--- geni <geniice(a)gmail.com> wrote:
The people we are writeing articles about are not
customers.
Every single person on the planet is a customer. We plan to serve all.
blanking or deleting the article= writeing off the
work. Not a nice
way to treat the previous writers. Telling them what is wrong might
work better.
We can not leave potentially wrong, libelous, and/or slanderous text up while the article
is being
reviewed and checked per an Office Action. Everything is still in the history and all the
good
bits will be put back once they are confirmed and cited. Not doing this opens the
foundation up to
lawsuit by unnecessarily pissing off the complaining party while we clean up whatever
valid issues
(if any) they have with the article.
It is a bit difficult to tell how many references
[[Jack Thompson
(attorney)]] had since two different systems were being used but it
was probably over 100 (absolute minium=99). how many do you want?
Without commenting on those particular references - Not all references are equal. Just
because
somebody publishes a completely wrong and biased fact somewhere else does not give us an
OK to
cite that information.
That's
what WP:OFFICE is all about -- good customer service.

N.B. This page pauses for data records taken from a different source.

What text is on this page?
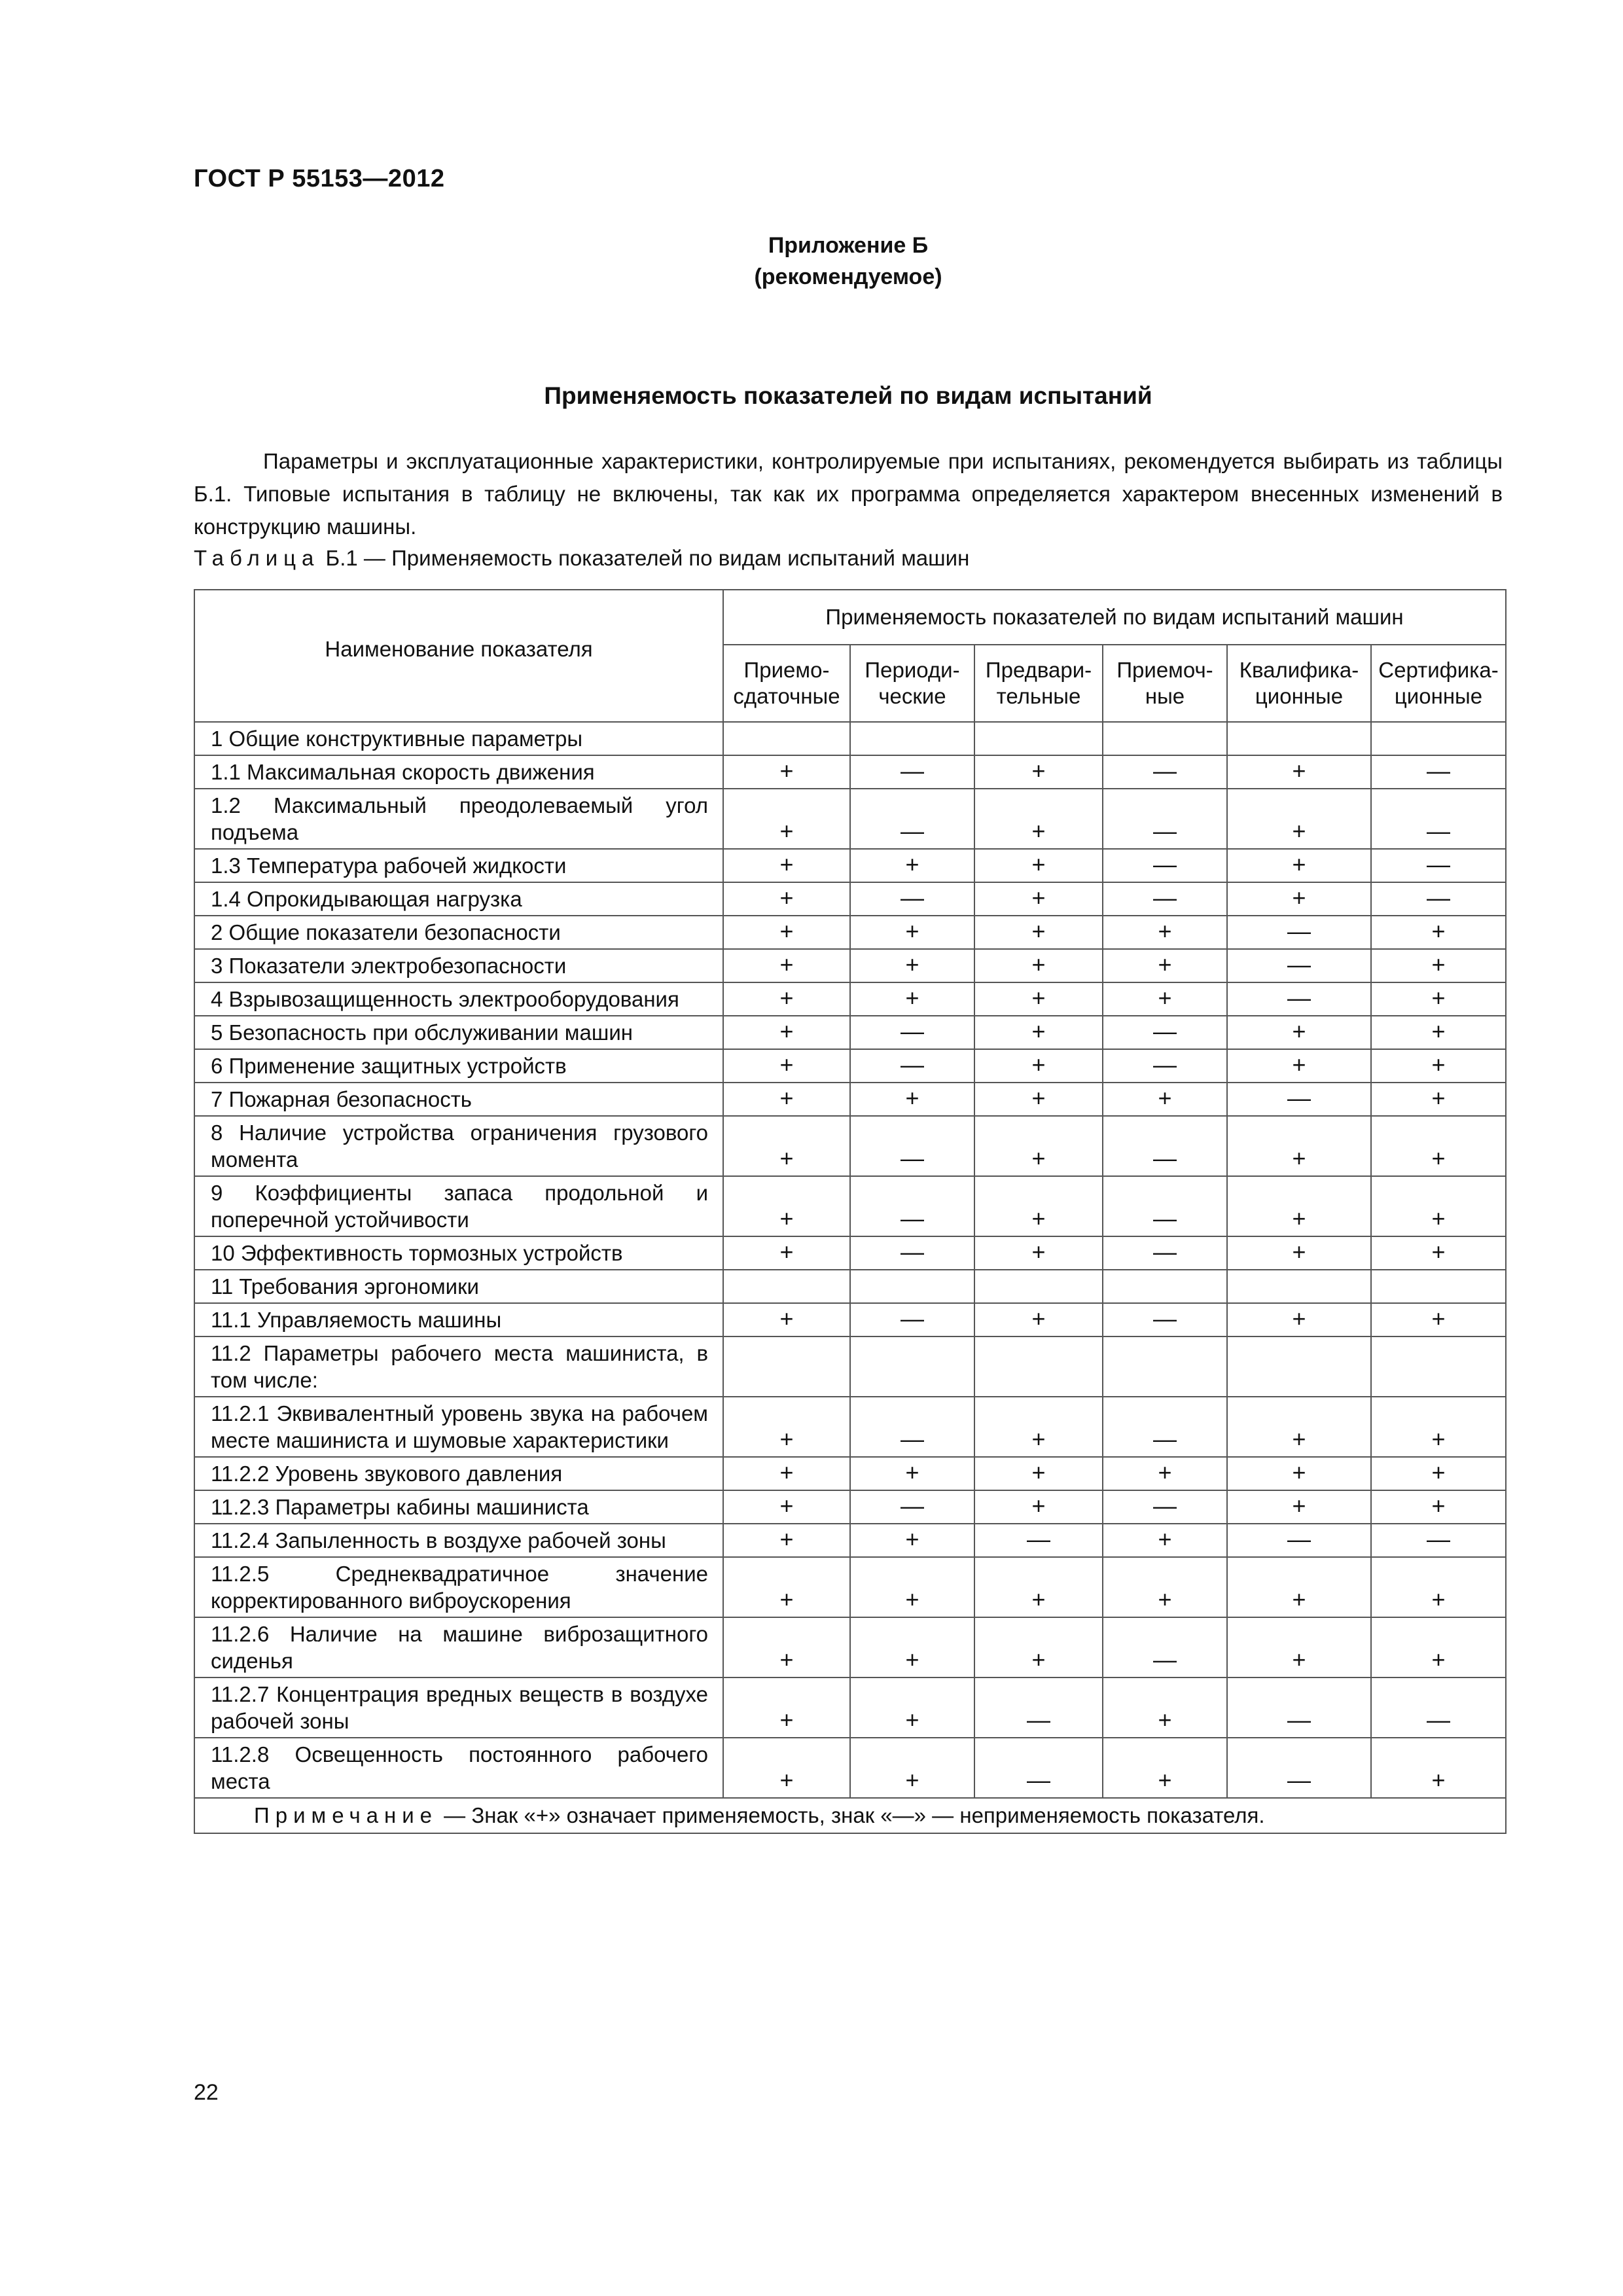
ГОСТ Р 55153—2012
Приложение Б
(рекомендуемое)
Применяемость показателей по видам испытаний

Параметры и эксплуатационные характеристики, контролируемые при испытаниях, рекомендуется выбирать из таблицы Б.1. Типовые испытания в таблицу не включены, так как их программа определяется характером внесенных изменений в конструкцию машины.

Таблица Б.1 — Применяемость показателей по видам испытаний машин
Наименование показателя	Применяемость показателей по видам испытаний машин					
	Приемо- сдаточные	Периоди- ческие	Предвари- тельные	Приемоч- ные	Квалифика- ционные	Сертифика- ционные
1 Общие конструктивные параметры						
1.1 Максимальная скорость движения	+	—	+	—	+	—
1.2 Максимальный преодолеваемый угол подъема	+	—	+	—	+	—
1.3 Температура рабочей жидкости	+	+	+	—	+	—
1.4 Опрокидывающая нагрузка	+	—	+	—	+	—
2 Общие показатели безопасности	+	+	+	+	—	+
3 Показатели электробезопасности	+	+	+	+	—	+
4 Взрывозащищенность электрооборудования	+	+	+	+	—	+
5 Безопасность при обслуживании машин	+	—	+	—	+	+
6 Применение защитных устройств	+	—	+	—	+	+
7 Пожарная безопасность	+	+	+	+	—	+
8 Наличие устройства ограничения грузового момента	+	—	+	—	+	+
9 Коэффициенты запаса продольной и поперечной устойчивости	+	—	+	—	+	+
10 Эффективность тормозных устройств	+	—	+	—	+	+
11 Требования эргономики						
11.1 Управляемость машины	+	—	+	—	+	+
11.2 Параметры рабочего места машиниста, в том числе:						
11.2.1 Эквивалентный уровень звука на рабочем месте машиниста и шумовые характеристики	+	—	+	—	+	+
11.2.2 Уровень звукового давления	+	+	+	+	+	+
11.2.3 Параметры кабины машиниста	+	—	+	—	+	+
11.2.4 Запыленность в воздухе рабочей зоны	+	+	—	+	—	—
11.2.5 Среднеквадратичное значение корректированного виброускорения	+	+	+	+	+	+
11.2.6 Наличие на машине виброзащитного сиденья	+	+	+	—	+	+
11.2.7 Концентрация вредных веществ в воздухе рабочей зоны	+	+	—	+	—	—
11.2.8 Освещенность постоянного рабочего места	+	+	—	+	—	+
Примечание — Знак «+» означает применяемость, знак «—» — неприменяемость показателя.						
22
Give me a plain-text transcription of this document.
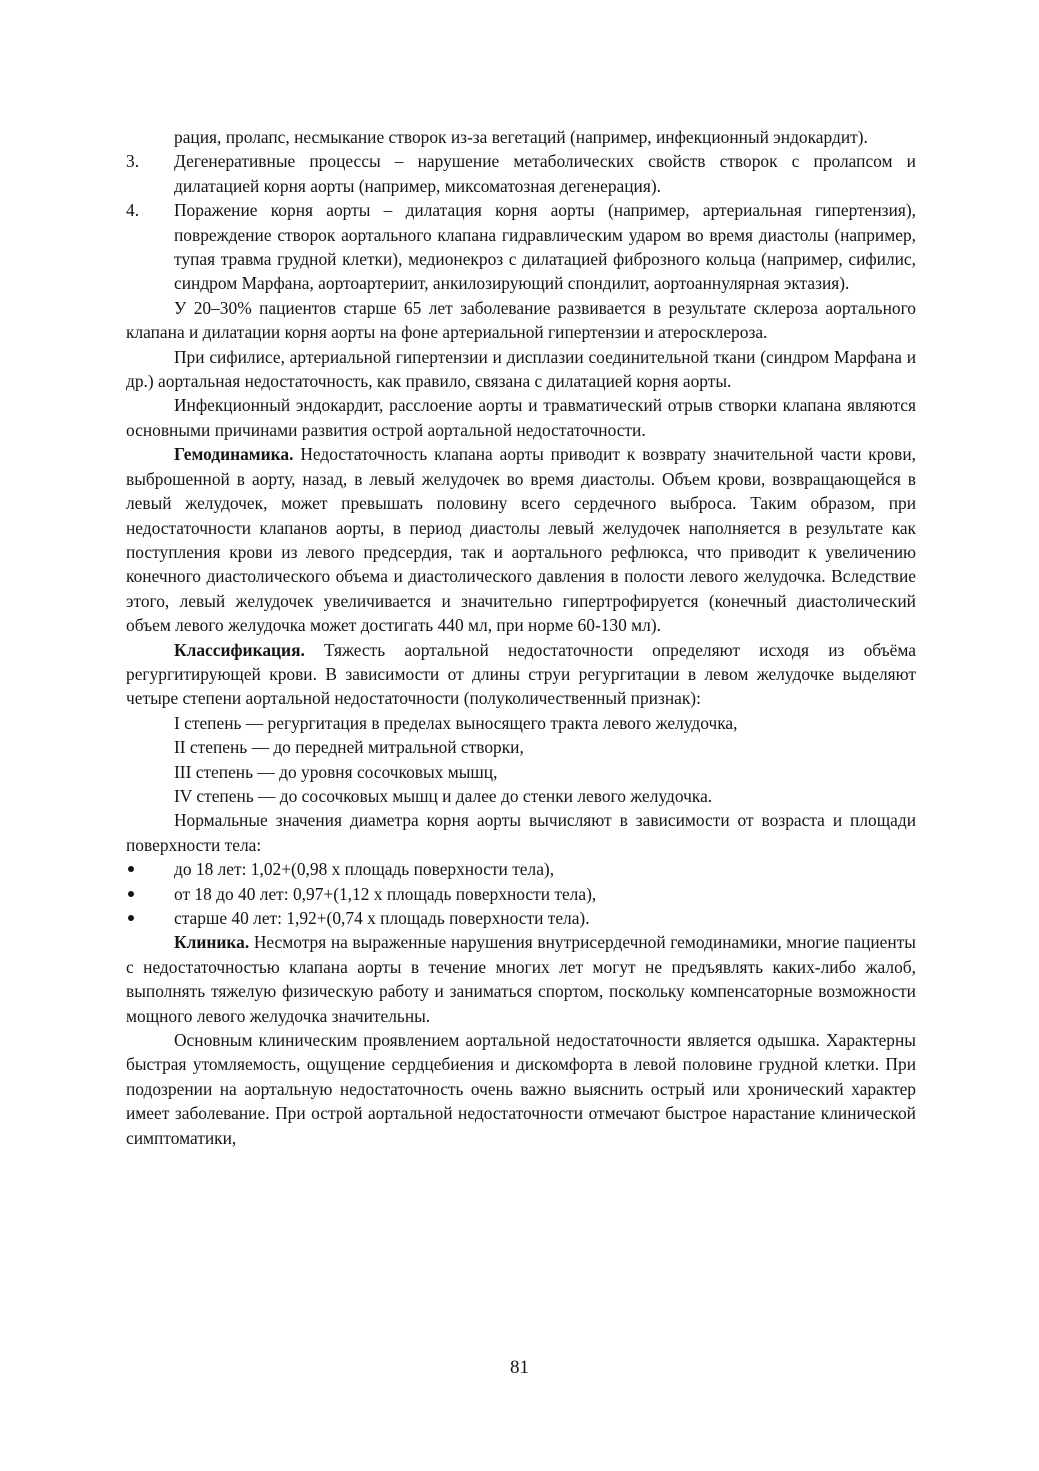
рация, пролапс, несмыкание створок из-за вегетаций (например, инфекционный эндокардит).

3. Дегенеративные процессы – нарушение метаболических свойств створок с пролапсом и дилатацией корня аорты (например, миксоматозная дегенерация).
4. Поражение корня аорты – дилатация корня аорты (например, артериальная гипертензия), повреждение створок аортального клапана гидравлическим ударом во время диастолы (например, тупая травма грудной клетки), медионекроз с дилатацией фиброзного кольца (например, сифилис, синдром Марфана, аортоартериит, анкилозирующий спондилит, аортоаннулярная эктазия).

У 20–30% пациентов старше 65 лет заболевание развивается в результате склероза аортального клапана и дилатации корня аорты на фоне артериальной гипертензии и атеросклероза.

При сифилисе, артериальной гипертензии и дисплазии соединительной ткани (синдром Марфана и др.) аортальная недостаточность, как правило, связана с дилатацией корня аорты.

Инфекционный эндокардит, расслоение аорты и травматический отрыв створки клапана являются основными причинами развития острой аортальной недостаточности.

Гемодинамика. Недостаточность клапана аорты приводит к возврату значительной части крови, выброшенной в аорту, назад, в левый желудочек во время диастолы. Объем крови, возвращающейся в левый желудочек, может превышать половину всего сердечного выброса. Таким образом, при недостаточности клапанов аорты, в период диастолы левый желудочек наполняется в результате как поступления крови из левого предсердия, так и аортального рефлюкса, что приводит к увеличению конечного диастолического объема и диастолического давления в полости левого желудочка. Вследствие этого, левый желудочек увеличивается и значительно гипертрофируется (конечный диастолический объем левого желудочка может достигать 440 мл, при норме 60-130 мл).

Классификация. Тяжесть аортальной недостаточности определяют исходя из объёма регургитирующей крови. В зависимости от длины струи регургитации в левом желудочке выделяют четыре степени аортальной недостаточности (полуколичественный признак):

I степень — регургитация в пределах выносящего тракта левого желудочка,
II степень — до передней митральной створки,
III степень — до уровня сосочковых мышц,
IV степень — до сосочковых мышц и далее до стенки левого желудочка.

Нормальные значения диаметра корня аорты вычисляют в зависимости от возраста и площади поверхности тела:

до 18 лет: 1,02+(0,98 х площадь поверхности тела),
от 18 до 40 лет: 0,97+(1,12 х площадь поверхности тела),
старше 40 лет: 1,92+(0,74 х площадь поверхности тела).

Клиника. Несмотря на выраженные нарушения внутрисердечной гемодинамики, многие пациенты с недостаточностью клапана аорты в течение многих лет могут не предъявлять каких-либо жалоб, выполнять тяжелую физическую работу и заниматься спортом, поскольку компенсаторные возможности мощного левого желудочка значительны.

Основным клиническим проявлением аортальной недостаточности является одышка. Характерны быстрая утомляемость, ощущение сердцебиения и дискомфорта в левой половине грудной клетки. При подозрении на аортальную недостаточность очень важно выяснить острый или хронический характер имеет заболевание. При острой аортальной недостаточности отмечают быстрое нарастание клинической симптоматики,

81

I seem to recall the justification was something to do with legal
worries. Are you stateing that is not the case?
Good customer service is a great way to prevent pissing people off so much that they would
be
willing to sue. So the two are closely linked.
Ideally, it
should be thought of as an action that could and should be
taken by any good Wikipedian in the face of a bad article. A very firm
"blank and rewrite with proper cites" is a perfectly valid move for
articles like this.
/Temp exists for such purposes. Outright blanking is pretty much
garenteeded to be reverted.
And reverting an Office Action is pretty much guaranteed to lead to at least temporary
desysoping
and blocking. We also need to feel bold enough to do the right thing when we see an utter
piece of
POV crap and start over by blanking and verifying each and every fact. Perhaps a better
way to do
that is via HTML comments ; text would be commented out until it is verified.